The leading cause of death in primary and secondary APS patients are cardiovascular events due to accelerated atherosclerosis, which often progresses more rapidly, compared with the general population [14]. Some key pro-inflammatory proteins correlate with APS clinical manifestations [25] and common radiological markers of subclinical atherosclerosis and CV risk were often reported in such patients [13]. However, to date, besides the presence of aPL itself, no serological biomarkers specifically associated with aPL-related pathogenic mechanisms have been identified as useful to improve the classification of CV risk in aPL+ patients, with and without overt clinical manifestations.

In this scenario, present findings on PAF-AH assume a relevant place, possibly representing a reliable and affordable biomarker useful to identify patients at higher risk in which to take a more cautious therapeutic attitude in the follow-up.

Moreover, studying PAF-AH metabolic pathway may help to better explain the pathogenesis of APS and to improve management and interpretation of aPL-related issues, from the analytical results, to the final therapeutic decision.

We and others recently demonstrated an important role of aPS/PT antibodies in the serological diagnosis of APS [5, 26]; however, the therapeutic management of patients characterized by the presence of isolated aPS/PT remains an open issue. Patients with isolated aPS/PT antibodies disclosed lower, BDs-like, PAF-AH as compared to patients with positive aβ2GPI antibodies. Nevertheless, aPS/PT antibodies may exert their distinct pathogenic role through pathways in which PAF-AH is not involved.

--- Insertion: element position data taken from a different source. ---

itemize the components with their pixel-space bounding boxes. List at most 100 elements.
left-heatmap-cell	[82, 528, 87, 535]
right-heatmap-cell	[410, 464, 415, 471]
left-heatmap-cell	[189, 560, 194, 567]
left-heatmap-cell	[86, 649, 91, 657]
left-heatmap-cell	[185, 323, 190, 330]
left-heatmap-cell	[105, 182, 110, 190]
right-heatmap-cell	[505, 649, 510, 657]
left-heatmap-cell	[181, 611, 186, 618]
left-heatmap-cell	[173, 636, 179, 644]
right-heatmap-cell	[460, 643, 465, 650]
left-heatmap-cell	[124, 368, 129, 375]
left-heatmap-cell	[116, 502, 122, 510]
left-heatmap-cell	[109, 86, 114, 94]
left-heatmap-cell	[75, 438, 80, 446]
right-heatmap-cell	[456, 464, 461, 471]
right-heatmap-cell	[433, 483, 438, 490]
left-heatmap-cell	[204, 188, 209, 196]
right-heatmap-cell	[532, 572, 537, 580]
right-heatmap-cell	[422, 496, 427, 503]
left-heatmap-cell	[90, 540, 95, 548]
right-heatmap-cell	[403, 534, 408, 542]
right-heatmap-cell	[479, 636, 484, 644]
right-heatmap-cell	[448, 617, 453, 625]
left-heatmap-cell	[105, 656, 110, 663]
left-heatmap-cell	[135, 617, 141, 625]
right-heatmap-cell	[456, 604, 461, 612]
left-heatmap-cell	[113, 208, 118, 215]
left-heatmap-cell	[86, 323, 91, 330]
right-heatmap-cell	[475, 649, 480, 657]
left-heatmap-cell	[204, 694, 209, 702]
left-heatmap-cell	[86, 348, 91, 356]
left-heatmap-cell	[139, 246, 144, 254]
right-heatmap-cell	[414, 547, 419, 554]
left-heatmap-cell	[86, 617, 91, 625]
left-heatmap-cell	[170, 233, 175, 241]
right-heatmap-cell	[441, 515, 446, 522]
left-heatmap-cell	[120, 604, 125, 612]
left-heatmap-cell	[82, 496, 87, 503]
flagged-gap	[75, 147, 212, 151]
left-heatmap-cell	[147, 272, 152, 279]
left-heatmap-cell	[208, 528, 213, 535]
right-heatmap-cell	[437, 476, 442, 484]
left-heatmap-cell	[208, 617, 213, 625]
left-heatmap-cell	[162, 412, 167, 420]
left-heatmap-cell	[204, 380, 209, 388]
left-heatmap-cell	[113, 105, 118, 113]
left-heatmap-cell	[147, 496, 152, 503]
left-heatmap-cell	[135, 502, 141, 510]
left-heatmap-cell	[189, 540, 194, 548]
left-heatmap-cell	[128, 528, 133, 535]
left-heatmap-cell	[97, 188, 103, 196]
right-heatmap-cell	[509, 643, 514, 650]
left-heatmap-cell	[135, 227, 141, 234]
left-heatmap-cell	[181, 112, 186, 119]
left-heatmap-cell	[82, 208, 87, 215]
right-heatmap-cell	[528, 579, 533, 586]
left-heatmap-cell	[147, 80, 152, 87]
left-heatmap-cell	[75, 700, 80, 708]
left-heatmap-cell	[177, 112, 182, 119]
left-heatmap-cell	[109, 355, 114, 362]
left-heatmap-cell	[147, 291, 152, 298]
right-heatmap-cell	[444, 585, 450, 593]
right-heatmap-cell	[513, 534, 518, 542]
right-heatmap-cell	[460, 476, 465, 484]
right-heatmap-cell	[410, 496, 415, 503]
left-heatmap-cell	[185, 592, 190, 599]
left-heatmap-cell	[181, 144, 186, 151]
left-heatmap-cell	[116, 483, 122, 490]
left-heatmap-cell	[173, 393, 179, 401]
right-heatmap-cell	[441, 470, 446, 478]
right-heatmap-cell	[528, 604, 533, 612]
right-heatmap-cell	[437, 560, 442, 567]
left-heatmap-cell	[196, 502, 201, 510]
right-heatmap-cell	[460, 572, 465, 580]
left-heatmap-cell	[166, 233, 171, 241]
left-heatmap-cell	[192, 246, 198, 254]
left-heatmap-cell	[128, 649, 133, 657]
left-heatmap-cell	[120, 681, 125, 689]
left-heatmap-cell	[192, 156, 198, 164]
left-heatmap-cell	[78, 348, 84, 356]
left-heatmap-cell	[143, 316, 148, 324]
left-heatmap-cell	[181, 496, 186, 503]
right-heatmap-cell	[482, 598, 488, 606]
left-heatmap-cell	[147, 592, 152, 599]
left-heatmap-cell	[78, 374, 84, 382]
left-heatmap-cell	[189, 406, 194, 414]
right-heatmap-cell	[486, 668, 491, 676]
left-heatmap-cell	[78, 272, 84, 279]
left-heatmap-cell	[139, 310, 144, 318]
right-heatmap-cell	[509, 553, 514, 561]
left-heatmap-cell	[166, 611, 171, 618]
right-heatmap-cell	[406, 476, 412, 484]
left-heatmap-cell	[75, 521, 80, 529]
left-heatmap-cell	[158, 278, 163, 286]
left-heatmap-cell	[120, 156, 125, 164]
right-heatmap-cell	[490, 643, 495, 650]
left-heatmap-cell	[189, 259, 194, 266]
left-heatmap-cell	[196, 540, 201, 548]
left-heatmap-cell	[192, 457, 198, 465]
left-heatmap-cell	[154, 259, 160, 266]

Anyhow, in case aPS/PT IgG (but not IgM) are combined to aβ2GPI IgG antibodies, PAF-AH tends to be further up-regulated.

In conclusion, the prognostic information conveyed by plasmatic PAF-AH activity in patients with positive aPL antibodies appeared to be independent of common lipid metabolic markers (i.e. LDL), as previously reported by other authors in the context of patients with major coronary events [11]. The major international scientific societies of cardiologists have included the measurement of PAF-AH activity among the biomarkers useful in risk stratification of adult asymptomatic patients at intermediate cardiovascular risk in their guidelines [27].

Our data are encouraging, but since some cohort comparison include partially overlapping data, a definite utility of PAF-AH plasmatic activity as a new prognostic biomarker also in patients with aPL antibodies and/or definite APS is actually precluded. For this reason further prospective studies on selected patients are ongoing.